事実婚じじつこん
ひとことで言うと
婚姻届は出していないけれど、事実上夫婦のように暮らしている状態。ひとり親向けの手当では受給資格を失うことがあります。
みさき
藤井先生、児童扶養手当の書類に「事実婚をしていない」というチェック欄があるんですが、これ、具体的にどういう状態のことですか?
藤井先生
事実婚というのは、婚姻届は出していないけれど、実際には夫婦のように生活費を支え合って暮らしている状態のことです。同居しているかどうかだけでなく、生活の実態全体を見て判断されます。
みさき
同居してなくても事実婚になることがあるんですか?
藤井先生
はい、そこが誤解されやすい点です。制度上は、頻繁な定期的訪問があり、かつ定期的な生活費の援助を受けている場合には、同居していなくても事実婚にあたるとされています。逆に言えば、同居さえしていなければ大丈夫、というわけではありません。
みさき
え…それってちょっと不安になります。彼氏とたまに会っているだけでも引っかかるんでしょうか?
藤井先生
そこは安心してください。交際相手がいる、時々会っている、というだけで直ちに事実婚と判定されるわけではありません。判定では、訪問の頻度や生活費の援助が継続しているか、生活の実態はどうかを、市区町村が総合的に確認したうえで判断します。「異性の知り合いがいるから即対象外」という単純な制度ではないんです。
みさき
なぜ事実婚だと児童扶養手当がもらえなくなるんですか?
藤井先生
児童扶養手当は、ひとり親家庭の生活を支えるための手当です。事実婚の状態にあるということは、実質的にもう一人の親にあたる方がいて、その方からお子さんを扶養してもらえる状況にある、という考え方が背景にあります。そのため、事実婚は受給資格を失う事由の一つになっています。
みさき
児童扶養手当だけじゃなくて、他の制度にも関係するんですか?
藤井先生
はい。ひとり親家庭等医療費助成制度など、ひとり親であることを前提にした制度の多くで、事実婚は資格に影響します。これらの制度は「ひとり親としての生活実態があるかどうか」を見ている、と考えるとつながりが分かりやすいと思います。
みさき
私の場合、どこまでが大丈夫でどこからが対象外になるのか、正直よく分からないです…。
藤井先生
そこは自分で判断せず、必ず窓口に相談してください。市区町村ごとに確認される内容は多少違いますが、訪問の頻度や生活費のやり取りについて正直に伝えれば、担当者が生活の実態に沿って判断してくれます。不安な状態のまま一人で抱え込むより、先に確認してしまうほうが安心です。
みさき
変に隠したりせず、素直に相談したほうがいいってことですね。
藤井先生
そうです。もし事実婚にあたると分かった場合でも、届け出をせずに手当を受け取り続けると、あとで返還を求められることがありますので、状況が変わったときは早めに窓口へ伝えることが、結果的に自分を守ることにもなります。
事実婚にあたるか迷ったら
- 同居していなくても、頻繁な訪問と生活費の援助が続いていれば事実婚とみなされることがあります
- 判定は同居の有無だけでなく、生活の実態全体を市区町村が確認して行います
- 交際があるというだけで直ちに資格を失うわけではありません。自己判断せず窓口へ相談してください
みさき
母子家庭でも父子家庭でも、この考え方は同じなんですよね。
藤井先生
はい、性別による違いはありません。お父さんが受給者の場合も、同じ基準で判断されます。心配な状況があるときは、児童扶養手当の窓口に、今の生活状況をそのまま伝えて相談してみてください。

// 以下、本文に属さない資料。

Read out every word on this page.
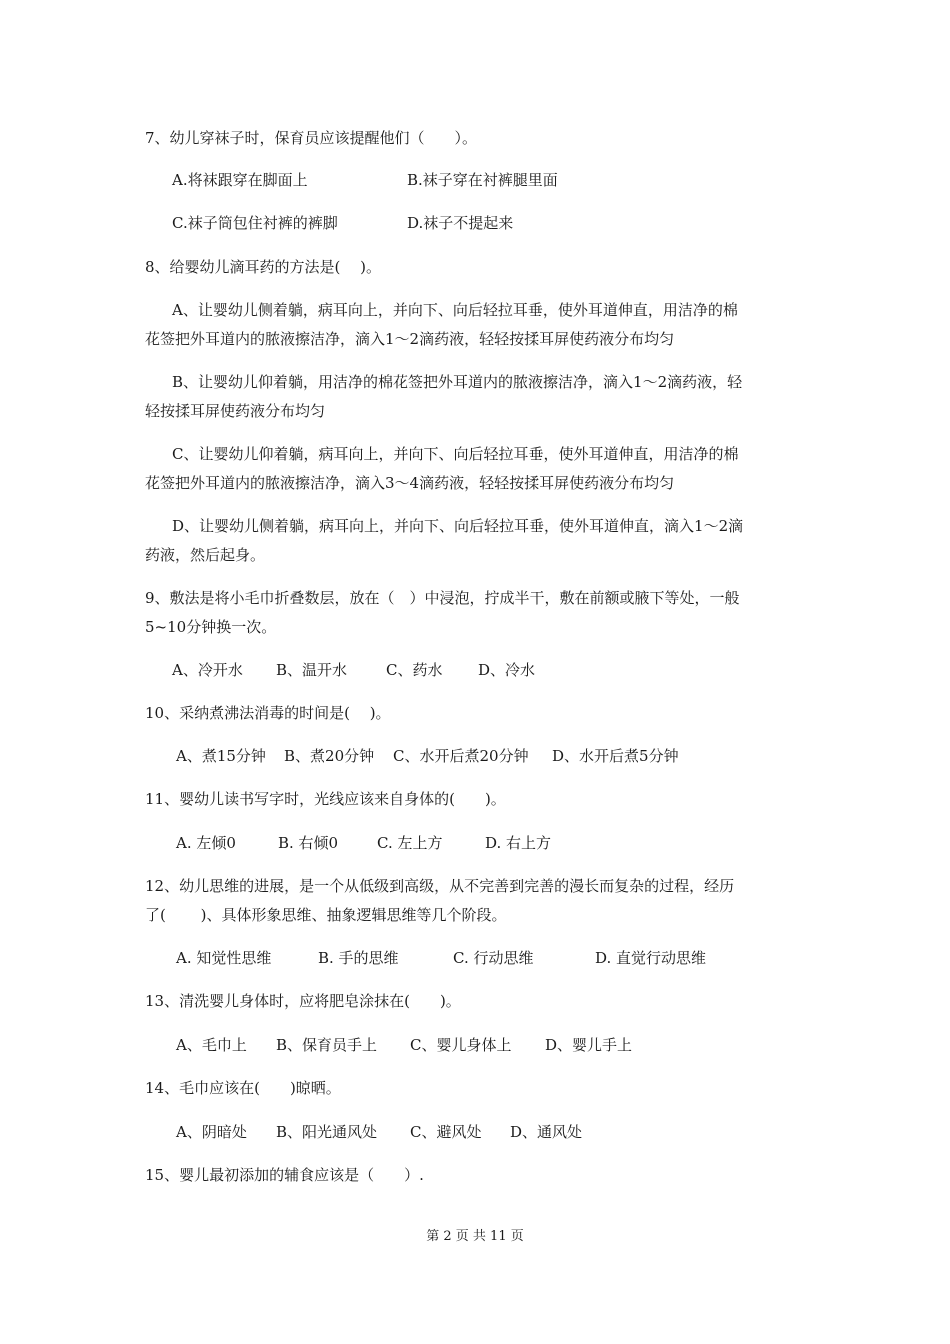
7、幼儿穿袜子时，保育员应该提醒他们（　　）。
A.将袜跟穿在脚面上	B.袜子穿在衬裤腿里面
C.袜子筒包住衬裤的裤脚	D.袜子不提起来
8、给婴幼儿滴耳药的方法是(　 )。
A、让婴幼儿侧着躺，病耳向上，并向下、向后轻拉耳垂，使外耳道伸直，用洁净的棉
花签把外耳道内的脓液擦洁净，滴入1～2滴药液，轻轻按揉耳屏使药液分布均匀
B、让婴幼儿仰着躺，用洁净的棉花签把外耳道内的脓液擦洁净，滴入1～2滴药液，轻
轻按揉耳屏使药液分布均匀
C、让婴幼儿仰着躺，病耳向上，并向下、向后轻拉耳垂，使外耳道伸直，用洁净的棉
花签把外耳道内的脓液擦洁净，滴入3～4滴药液，轻轻按揉耳屏使药液分布均匀
D、让婴幼儿侧着躺，病耳向上，并向下、向后轻拉耳垂，使外耳道伸直，滴入1～2滴
药液，然后起身。
9、敷法是将小毛巾折叠数层，放在（　）中浸泡，拧成半干，敷在前额或腋下等处，一般
5~10分钟换一次。
A、冷开水 B、温开水	C、药水 D、冷水
10、采纳煮沸法消毒的时间是(　 )。
A、煮15分钟 B、煮20分钟 C、水开后煮20分钟 D、水开后煮5分钟
11、婴幼儿读书写字时，光线应该来自身体的(　　)。
A. 左倾0	B. 右倾0	C. 左上方	D. 右上方
12、幼儿思维的进展，是一个从低级到高级，从不完善到完善的漫长而复杂的过程，经历
了(　　 )、具体形象思维、抽象逻辑思维等几个阶段。
A. 知觉性思维	B. 手的思维	C. 行动思维	D. 直觉行动思维
13、清洗婴儿身体时，应将肥皂涂抹在(　　)。
A、毛巾上 B、保育员手上 C、婴儿身体上 D、婴儿手上
14、毛巾应该在(　　)晾晒。
A、阴暗处 B、阳光通风处 C、避风处 D、通风处
15、婴儿最初添加的辅食应该是（　　）.
第 2 页 共 11 页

※本記事は令和8年7月時点の公表情報をもとに作成しています。事実婚に該当するかどうかの判定は、個別の生活状況や市区町村によって異なります。最新情報は、お住まいの市区町村の担当窓口でご確認ください。
よくある質問
同居していない交際相手がいるだけで児童扶養手当がもらえなくなりますか?
交際相手がいるというだけで直ちに事実婚と判定され、資格を失うわけではありません。頻繁な定期的訪問と定期的な生活費の援助が続いているなど、生活の実態を市区町村が総合的に確認したうえで判断されます。不安な場合は自己判断せず窓口へ相談してください。
事実婚のことを黙っていたらどうなりますか?
事実婚に該当する状態を届け出ずに手当を受け取り続けると、あとで受給資格がなかった期間の手当の返還を求められることがあります。状況が変わったときは早めに窓口へ伝えることが大切です。
事実婚は児童扶養手当以外にも影響しますか?
はい。ひとり親家庭等医療費助成制度など、ひとり親であることを前提にした制度の多くで、事実婚の状態は資格に影響します。制度ごとに判定の詳細は異なるため、それぞれの窓口で確認してください。